Dass sich damit die Wohnungsnot in der Region, ja wenigstens in Ebersberg, beseitigen ließe, wird sicher niemand behaupten. Natürlich sind 21 Wohnungen nur der berühmte Tropfen auf den heißen Stein. Andererseits einer, der dorthin tropft, wo es besonders hitzig zugeht. Entstehen soll nämlich genau das, was am dringendsten benötigt wird: kleine kostengünstige Ein-Zimmer-Appartements. Einziehen sollen Berufsanfänger und Azubis, also jene, die bei der Wohnungssuche wirklich in Not sind. Eine Not, die nicht nur sie allein betrifft: Denn in der Klinik ist man ebenfalls unter Druck, der Fachkräftemangel macht es ohnehin schwierig, Stellen zu besetzen. Was nahezu unmöglich wird, können sich die Kandidaten ihren neuen Arbeitsplatz wegen hoher Mieten oder teurer Pendelei nicht leisten. Für die Klinik kann dies schnell existenzbedrohend sein. Was auch ein Grund dafür sein dürfte, dass der Landkreis und sein Wohnbauunternehmen nun so beherzt in die Bresche springen. Denn im Kreistag ist es fraktionsübergreifend Konsens, das Krankenhaus unbedingt zu erhalten. Was einerseits heißt, Gebäude und Ausrüstung auf den neuesten Stand zu bringen, andererseits aber auch ein attraktiver Arbeitgeber zu sein, etwa indem er seinen Angestellten günstigen Wohnraum anbieten kann.

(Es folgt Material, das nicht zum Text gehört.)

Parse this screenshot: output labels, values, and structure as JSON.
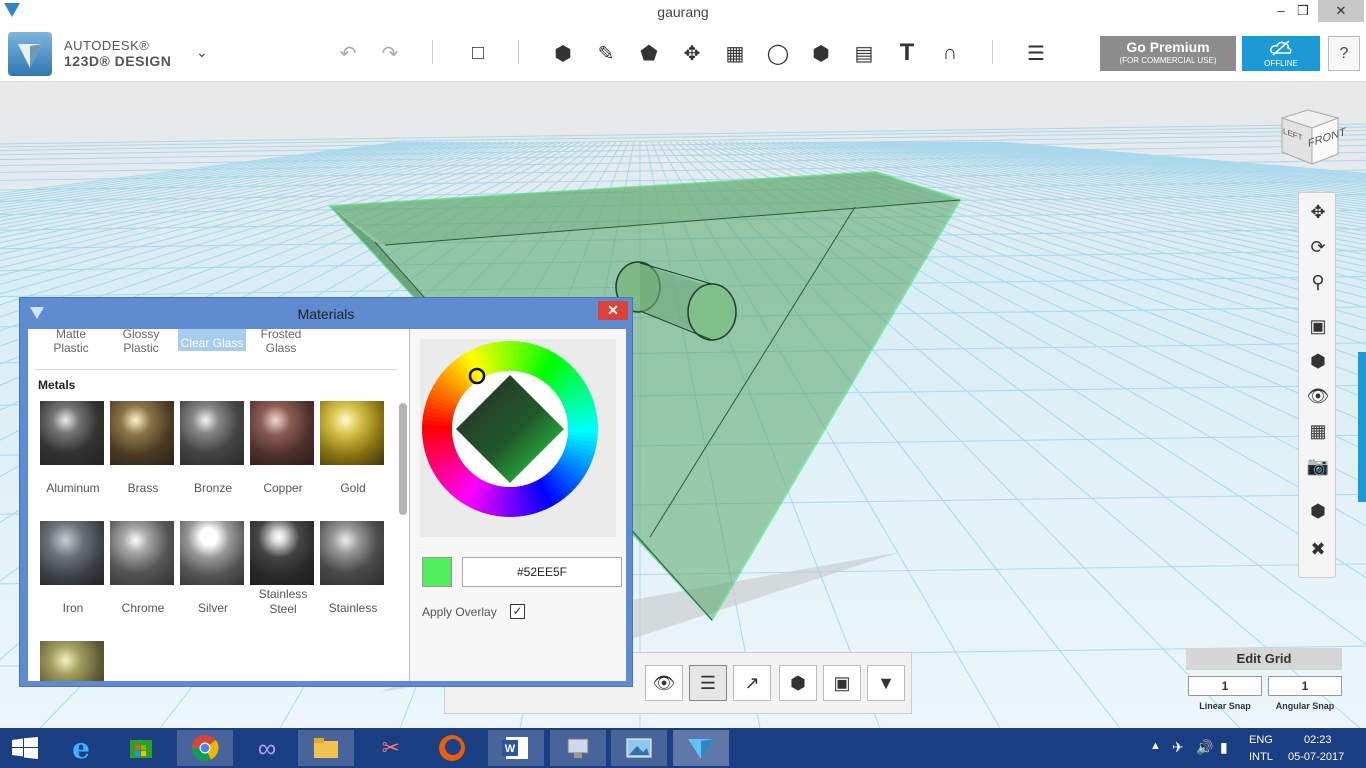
{
  "window": {
    "title": "gaurang",
    "min": "–",
    "max": "❒",
    "close": "✕"
  },
  "brand": {
    "line1": "AUTODESK®",
    "line2": "123D® DESIGN",
    "menu_icon": "chevron-down-icon"
  },
  "toolbar": {
    "undo": "undo-icon",
    "redo": "redo-icon",
    "tools": [
      "primitives-icon",
      "sketch-icon",
      "construct-icon",
      "modify-icon",
      "pattern-icon",
      "group-icon",
      "combine-icon",
      "measure-icon",
      "text-icon",
      "snap-icon",
      "material-icon"
    ],
    "premium_label": "Go Premium",
    "premium_sub": "(FOR COMMERCIAL USE)",
    "offline_label": "OFFLINE",
    "help_label": "?"
  },
  "viewcube": {
    "left": "LEFT",
    "front": "FRONT"
  },
  "navbar": [
    "pan-icon",
    "orbit-icon",
    "zoom-icon",
    "fit-icon",
    "views-icon",
    "visibility-icon",
    "grid-icon",
    "screenshot-icon",
    "material-visibility-icon",
    "hide-icon"
  ],
  "edit_grid": {
    "title": "Edit Grid",
    "linear_value": "1",
    "angular_value": "1",
    "linear_label": "Linear Snap",
    "angular_label": "Angular Snap"
  },
  "materials": {
    "title": "Materials",
    "close": "✕",
    "prev_row": [
      "Matte\nPlastic",
      "Glossy\nPlastic",
      "Clear Glass",
      "Frosted\nGlass"
    ],
    "prev_selected": "Clear Glass",
    "section": "Metals",
    "items_row1": [
      "Aluminum",
      "Brass",
      "Bronze",
      "Copper",
      "Gold"
    ],
    "items_row2": [
      "Iron",
      "Chrome",
      "Silver",
      "Stainless\nSteel",
      "Stainless"
    ],
    "hex_value": "#52EE5F",
    "current_color": "#52EE5F",
    "apply_overlay_label": "Apply Overlay",
    "apply_overlay_checked": "✓"
  },
  "taskbar": {
    "apps": [
      "internet-explorer-icon",
      "store-icon",
      "chrome-icon",
      "infinity-icon",
      "file-explorer-icon",
      "snipping-icon",
      "firefox-icon",
      "word-icon",
      "network-icon",
      "photos-icon",
      "123d-design-icon"
    ],
    "lang1": "ENG",
    "lang2": "INTL",
    "time": "02:23",
    "date": "05-07-2017"
  }
}
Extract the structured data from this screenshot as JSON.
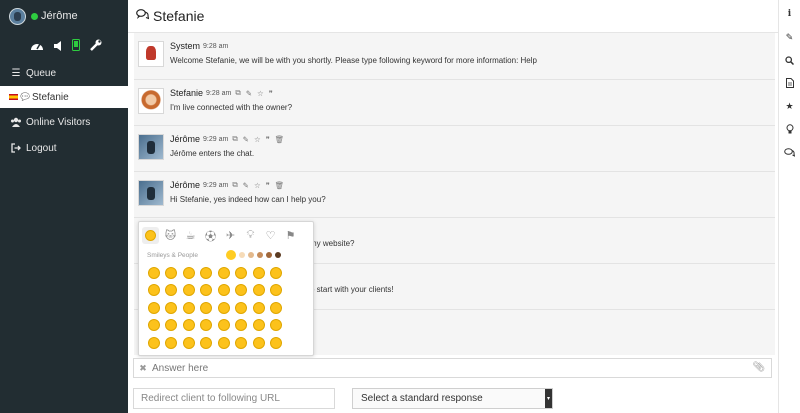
{
  "sidebar": {
    "user_name": "Jérôme",
    "toolbar_icons": [
      "dashboard-icon",
      "volume-icon",
      "mobile-icon",
      "wrench-icon"
    ],
    "items": [
      {
        "label": "Queue",
        "icon": "list-icon"
      },
      {
        "label": "Stefanie",
        "icon": "chat-icon",
        "flag": "es"
      },
      {
        "label": "Online Visitors",
        "icon": "users-icon"
      },
      {
        "label": "Logout",
        "icon": "logout-icon"
      }
    ]
  },
  "header": {
    "title": "Stefanie"
  },
  "messages": [
    {
      "author": "System",
      "time": "9:28 am",
      "text": "Welcome Stefanie, we will be with you shortly. Please type following keyword for more information: Help",
      "avatar": "system"
    },
    {
      "author": "Stefanie",
      "time": "9:28 am",
      "text": "I'm live connected with the owner?",
      "avatar": "stefanie"
    },
    {
      "author": "Jérôme",
      "time": "9:29 am",
      "text": "Jérôme enters the chat.",
      "avatar": "jerome"
    },
    {
      "author": "Jérôme",
      "time": "9:29 am",
      "text": "Hi Stefanie, yes indeed how can I help you?",
      "avatar": "jerome"
    }
  ],
  "partial_texts": [
    "my website?",
    "p start with your clients!"
  ],
  "emoji_picker": {
    "category_label": "Smileys & People",
    "categories": [
      "smileys",
      "animals",
      "food",
      "activity",
      "travel",
      "objects",
      "symbols",
      "flags"
    ],
    "tone_colors": [
      "#ffcc22",
      "#f6dbb8",
      "#e3b98c",
      "#c58c5b",
      "#a0673a",
      "#5c3b22"
    ]
  },
  "composer": {
    "answer_placeholder": "Answer here",
    "redirect_placeholder": "Redirect client to following URL",
    "standard_response": "Select a standard response"
  },
  "right_rail": [
    "info-icon",
    "edit-icon",
    "search-icon",
    "file-icon",
    "star-icon",
    "bulb-icon",
    "comments-icon"
  ],
  "colors": {
    "sidebar_bg": "#222d32",
    "online": "#2ecc40"
  }
}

Was, wie das aktuelle Beispiel zeigt, sogar relativ einfach gehen könnte. Die Zustimmung der Stadt Ebersberg vorausgesetzt, könnten die in Modulbauweise errichteten Wohnungen in einigen Monaten verfügbar sein - und vielleicht andere zur Nachahmung anregen. Schließlich ist Personalmangel nicht alleine ein Problem des Krankenhauses, zahlreiche Arbeitgeber, seien es Kita-Träger, Kommunalverwaltungen oder auch Privatunternehmen sind betroffen. Wenn genügend davon dem Beispiel des Landkreises und der Klinik folgen, könnten diese vielen Tropfen den heißen Stein Wohnungsmarkt tatsächlich etwas abkühlen - und man müsste vielleicht nur noch über die Regentropfen schimpfen.